The Alterna-Fair will be set up in the lobby of the museum, or outside, weather permitting. Visitors can chat with the artists on hand, watch how they make their art, and purchase one-of-a-kind handmade goods.
The Alterna-Fair is free, but admission to see the museum exhibits is ticketed. Masks are required for entry in the museum and social distancing is observed.
Alterna-Fair Artist Schedule
Monday, October 5
Enjoy traditional Cherokee flute music from Mathew Tooni (pictured above). Mathew has acted in and played traditional Cherokee flute for Unto These Hills, the historical Cherokee outdoor drama. In 2017, he received a Native American Music Award nomination (NAMMY) for his album, Through Their Eyes, Vol 1.
Nathan Bush, from the Snowbird Community in Cherokee, will also be on hand demonstrating traditional copper work. Nathan’s work is displayed in the hospital in Cherokee and at Qualla Arts and Crafts Coop. Since 2015, he’s demonstrated metal arts at the Oconaluftee Indian Village, and sold his copper work at the Cherokee Indian Fair.
Tuesday, October 6
Charlie Jumper, a member of the Long Hair Clan in Cherokee, will demonstrate traditional copper work and woodburning techniques. His copper medallion shown above illustrates the water spider, a well-known symbol in the Cherokee creation story, credited for bringing fire to earth.
Wednesday, October 7
Meet master artists Butch Goings and Lousie Goings. Butch is a woodcarver and Louise (pictured at the top of this blog) is a basketmaker from a very distinguished family of basketmakers. They have been married for over 50 years.
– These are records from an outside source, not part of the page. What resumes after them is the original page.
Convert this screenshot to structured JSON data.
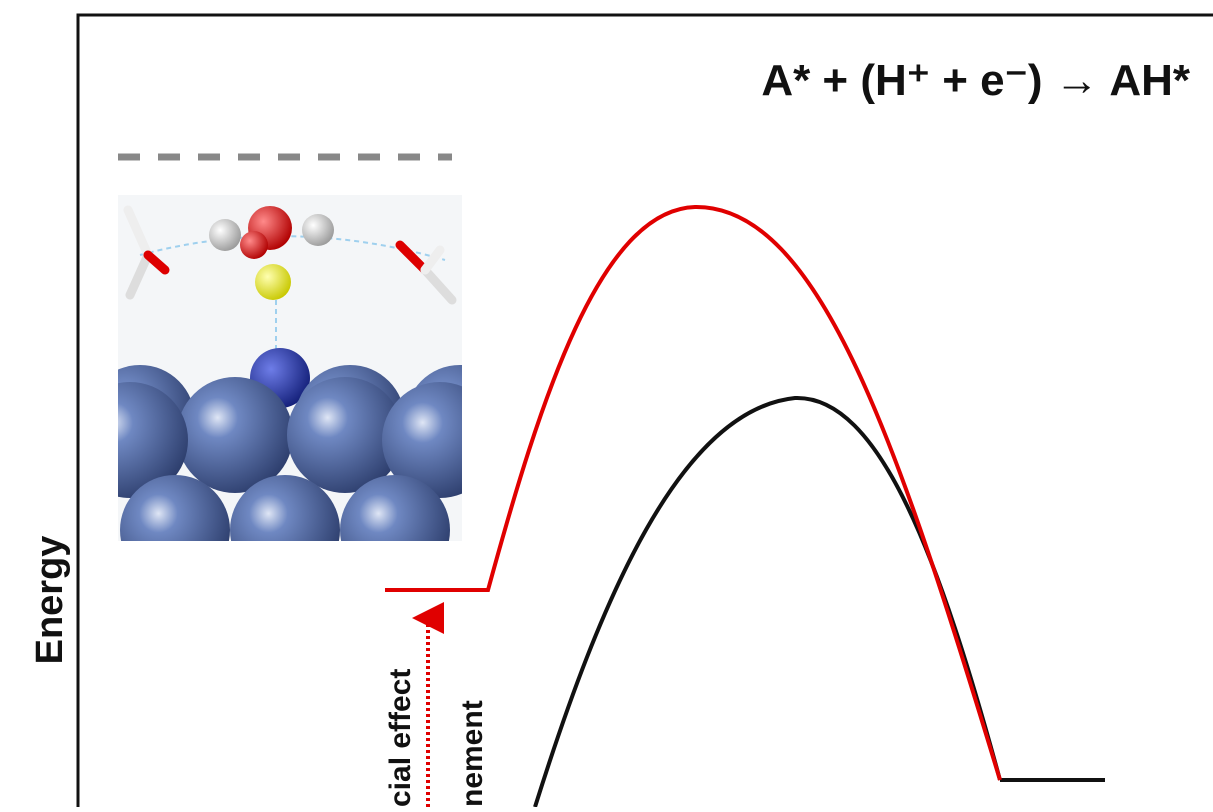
{
  "title": "A* + (H⁺ + e⁻) → AH*",
  "axis_label": "Energy",
  "annotations": [
    "cial effect",
    "nement"
  ]
}
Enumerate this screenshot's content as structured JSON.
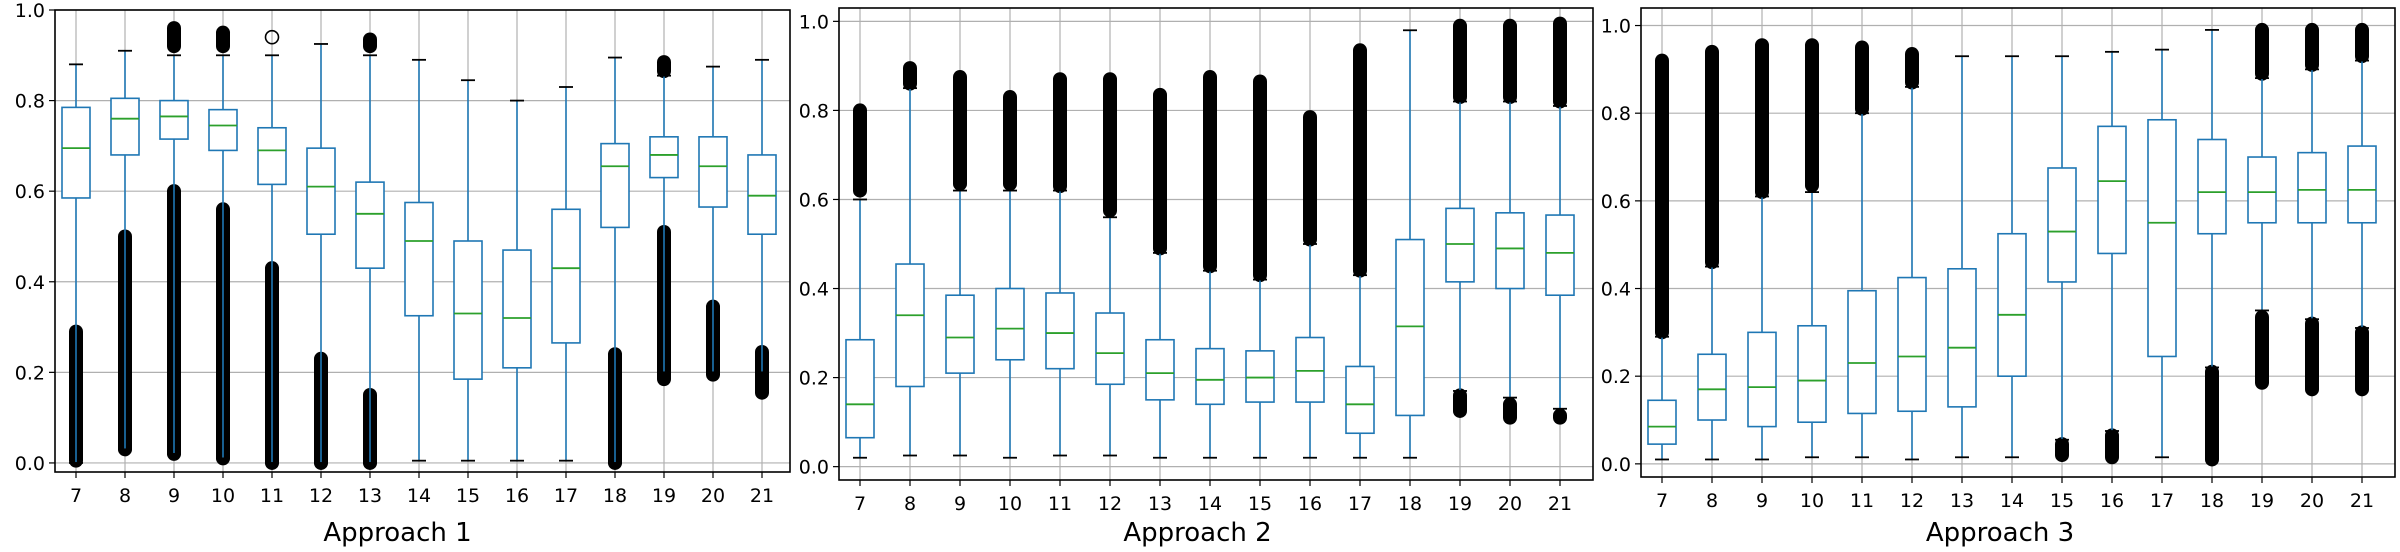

Butch and Louise’s work can also be seen at Qualla Arts and Crafts Mutual, Inc., where they have been members since the 60s.
Another artistic couple, Missy Crowe and Simon Crowe, will also be displaying their crafts. Missy makes beautiful corn husk dolls (see above) that are representative of Cherokee regalia and lifestyle. Simon is a skilled wood carver.
Thursday, October 8
Meet the Atsila Anotasgi Cultural Specialists (pictured above), a group of highly knowledgeable and skilled culture keepers for Cherokee, based out of the museum. Their name means “fire builders” and their mission is to share traditional aspects of Cherokee culture with the rest of the world. Learn more here.
Friday, October 9
Jenn Bird will display traditional beadwork, including beaded jewelry (shown above), as well as laser engraved goods. Jenn is making the beaded royal crowns for the next Miss Cherokee, Teen Miss Cherokee, Junior Miss Cherokee, and Little Miss Cherokee winners. Each crown can take up to a month and a half to make, and Jenn will have one, in progress, to share with attendees.
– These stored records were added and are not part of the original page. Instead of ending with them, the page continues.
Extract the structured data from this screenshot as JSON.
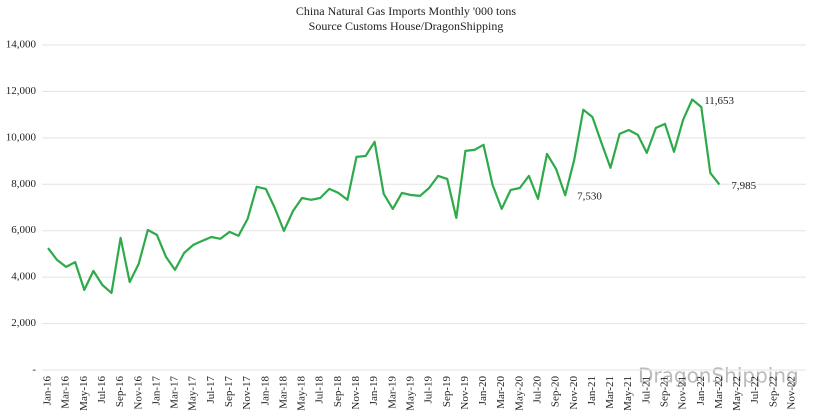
{
  "chart_data": {
    "type": "line",
    "title": "China Natural Gas Imports Monthly '000 tons",
    "subtitle": "Source Customs House/DragonShipping",
    "watermark": "DragonShipping",
    "categories": [
      "Jan-16",
      null,
      "Mar-16",
      null,
      "May-16",
      null,
      "Jul-16",
      null,
      "Sep-16",
      null,
      "Nov-16",
      null,
      "Jan-17",
      null,
      "Mar-17",
      null,
      "May-17",
      null,
      "Jul-17",
      null,
      "Sep-17",
      null,
      "Nov-17",
      null,
      "Jan-18",
      null,
      "Mar-18",
      null,
      "May-18",
      null,
      "Jul-18",
      null,
      "Sep-18",
      null,
      "Nov-18",
      null,
      "Jan-19",
      null,
      "Mar-19",
      null,
      "May-19",
      null,
      "Jul-19",
      null,
      "Sep-19",
      null,
      "Nov-19",
      null,
      "Jan-20",
      null,
      "Mar-20",
      null,
      "May-20",
      null,
      "Jul-20",
      null,
      "Sep-20",
      null,
      "Nov-20",
      null,
      "Jan-21",
      null,
      "Mar-21",
      null,
      "May-21",
      null,
      "Jul-21",
      null,
      "Sep-21",
      null,
      "Nov-21",
      null,
      "Jan-22",
      null,
      "Mar-22",
      null,
      "May-22",
      null,
      "Jul-22",
      null,
      "Sep-22",
      null,
      "Nov-22",
      null
    ],
    "series": [
      {
        "name": "China Natural Gas Imports",
        "color": "#2eaa4a",
        "values": [
          5250,
          4740,
          4440,
          4650,
          3450,
          4270,
          3660,
          3320,
          5690,
          3790,
          4570,
          6030,
          5820,
          4870,
          4310,
          5040,
          5390,
          5560,
          5730,
          5650,
          5950,
          5780,
          6510,
          7890,
          7800,
          6980,
          5990,
          6850,
          7410,
          7330,
          7410,
          7800,
          7630,
          7330,
          9180,
          9220,
          9830,
          7590,
          6940,
          7630,
          7540,
          7500,
          7840,
          8360,
          8230,
          6550,
          9440,
          9480,
          9700,
          7970,
          6940,
          7760,
          7840,
          8360,
          7370,
          9310,
          8660,
          7530,
          9050,
          11210,
          10900,
          9780,
          8710,
          10170,
          10340,
          10130,
          9350,
          10430,
          10600,
          9400,
          10780,
          11653,
          11330,
          8490,
          7985,
          null,
          null,
          null,
          null,
          null,
          null,
          null,
          null,
          null
        ],
        "value_labels": [
          null,
          null,
          null,
          null,
          null,
          null,
          null,
          null,
          null,
          null,
          null,
          null,
          null,
          null,
          null,
          null,
          null,
          null,
          null,
          null,
          null,
          null,
          null,
          null,
          null,
          null,
          null,
          null,
          null,
          null,
          null,
          null,
          null,
          null,
          null,
          null,
          null,
          null,
          null,
          null,
          null,
          null,
          null,
          null,
          null,
          null,
          null,
          null,
          null,
          null,
          null,
          null,
          null,
          null,
          null,
          null,
          null,
          "7,530",
          null,
          null,
          null,
          null,
          null,
          null,
          null,
          null,
          null,
          null,
          null,
          null,
          null,
          "11,653",
          null,
          null,
          "7,985",
          null,
          null,
          null,
          null,
          null,
          null,
          null,
          null,
          null
        ]
      }
    ],
    "ylim": [
      0,
      14000
    ],
    "yticks": [
      {
        "value": 0,
        "label": "-"
      },
      {
        "value": 2000,
        "label": "2,000"
      },
      {
        "value": 4000,
        "label": "4,000"
      },
      {
        "value": 6000,
        "label": "6,000"
      },
      {
        "value": 8000,
        "label": "8,000"
      },
      {
        "value": 10000,
        "label": "10,000"
      },
      {
        "value": 12000,
        "label": "12,000"
      },
      {
        "value": 14000,
        "label": "14,000"
      }
    ],
    "grid": true
  }
}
Waylon Long and Michelle Long are accomplished artists specializing in traditional Cherokee crafts. Waylon does woodcarving, including stickball sticks, and Michelle, who has also made the crowns for previous Miss Cherokee pageant winners, will demonstrate traditional beadwork.
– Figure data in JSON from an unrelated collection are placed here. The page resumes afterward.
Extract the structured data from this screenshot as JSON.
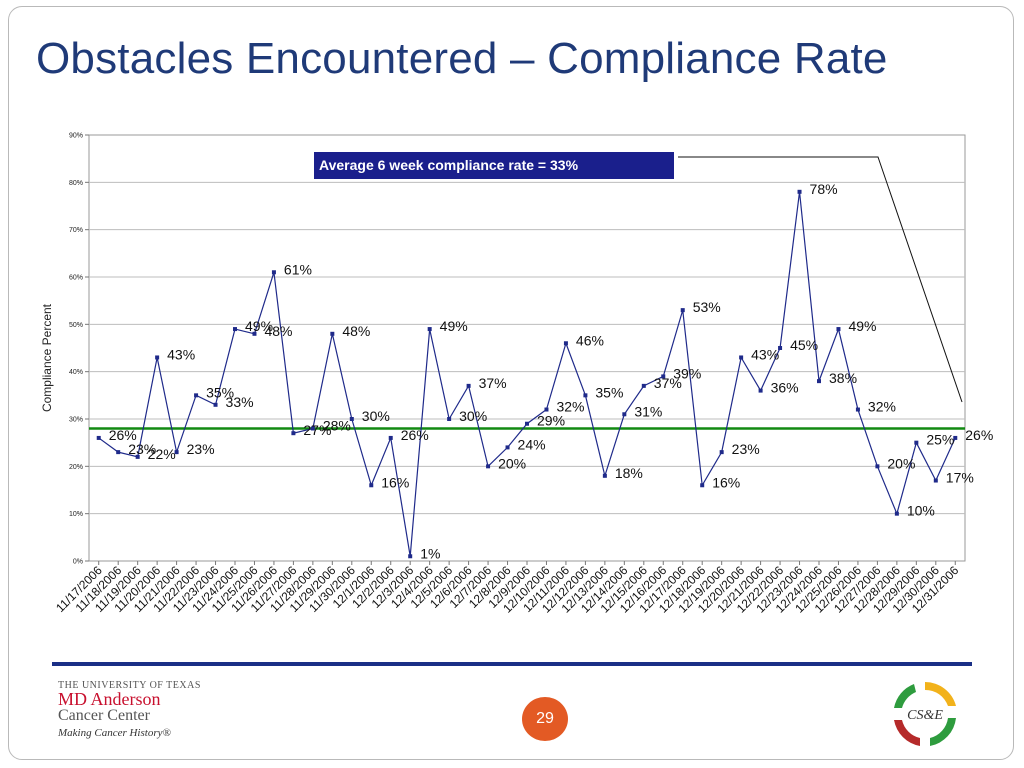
{
  "slide": {
    "title": "Obstacles Encountered – Compliance Rate",
    "page_number": "29",
    "footer_rule_color": "#1a2f86",
    "logo_left": {
      "line1": "The University of Texas",
      "line2": "MD Anderson",
      "line3": "Cancer Center",
      "line4": "Making Cancer History®"
    },
    "logo_right": {
      "text": "CS&E",
      "icon": "circular-arrows-icon"
    }
  },
  "chart_data": {
    "type": "line",
    "title": "",
    "xlabel": "",
    "ylabel": "Compliance Percent",
    "ylim": [
      0,
      90
    ],
    "yticks": [
      0,
      10,
      20,
      30,
      40,
      50,
      60,
      70,
      80,
      90
    ],
    "ytick_labels": [
      "0%",
      "10%",
      "20%",
      "30%",
      "40%",
      "50%",
      "60%",
      "70%",
      "80%",
      "90%"
    ],
    "grid": true,
    "line_color": "#1f2a8a",
    "reference_line": {
      "value": 28,
      "color": "#128a12"
    },
    "annotation": {
      "text": "Average 6 week compliance rate = 33%",
      "bg": "#1a1f8c",
      "color": "#ffffff"
    },
    "categories": [
      "11/17/2006",
      "11/18/2006",
      "11/19/2006",
      "11/20/2006",
      "11/21/2006",
      "11/22/2006",
      "11/23/2006",
      "11/24/2006",
      "11/25/2006",
      "11/26/2006",
      "11/27/2006",
      "11/28/2006",
      "11/29/2006",
      "11/30/2006",
      "12/1/2006",
      "12/2/2006",
      "12/3/2006",
      "12/4/2006",
      "12/5/2006",
      "12/6/2006",
      "12/7/2006",
      "12/8/2006",
      "12/9/2006",
      "12/10/2006",
      "12/11/2006",
      "12/12/2006",
      "12/13/2006",
      "12/14/2006",
      "12/15/2006",
      "12/16/2006",
      "12/17/2006",
      "12/18/2006",
      "12/19/2006",
      "12/20/2006",
      "12/21/2006",
      "12/22/2006",
      "12/23/2006",
      "12/24/2006",
      "12/25/2006",
      "12/26/2006",
      "12/27/2006",
      "12/28/2006",
      "12/29/2006",
      "12/30/2006",
      "12/31/2006"
    ],
    "values": [
      26,
      23,
      22,
      43,
      23,
      35,
      33,
      49,
      48,
      61,
      27,
      28,
      48,
      30,
      16,
      26,
      1,
      49,
      30,
      37,
      20,
      24,
      29,
      32,
      46,
      35,
      18,
      31,
      37,
      39,
      53,
      16,
      23,
      43,
      36,
      45,
      78,
      38,
      49,
      32,
      20,
      10,
      25,
      17,
      26
    ],
    "data_labels": [
      "26%",
      "23%",
      "22%",
      "43%",
      "23%",
      "35%",
      "33%",
      "49%",
      "48%",
      "61%",
      "27%",
      "28%",
      "48%",
      "30%",
      "16%",
      "26%",
      "1%",
      "49%",
      "30%",
      "37%",
      "20%",
      "24%",
      "29%",
      "32%",
      "46%",
      "35%",
      "18%",
      "31%",
      "37%",
      "39%",
      "53%",
      "16%",
      "23%",
      "43%",
      "36%",
      "45%",
      "78%",
      "38%",
      "49%",
      "32%",
      "20%",
      "10%",
      "25%",
      "17%",
      "26%"
    ]
  }
}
Alicia Wildcatt will be showing her handmade silver jewelry, which she sells under the name Greybeard metalsmithing. Alica takes traditional Cherokee symbols, like the Cherokee syllabary as the seven clans, and makes beautiful jewelry inspired by those elements. See one of her syllabary necklaces below.
Saturday, October 10
Reuben Teesateskie and Monk Walkingstick will demonstrate and sell their woodcarvings. Both Rueben and Monk have masks in the current museum exhibit, Many Faces: A Cherokee Mask Exhibit, which showcases traditional Cherokee masks, as well as the traditions and customs behind their creation and use.
Blake Wachacha is an artist specializing in resin crafts. She makes accessories and household items in vibrant colors with glitter and beads suspended in resin.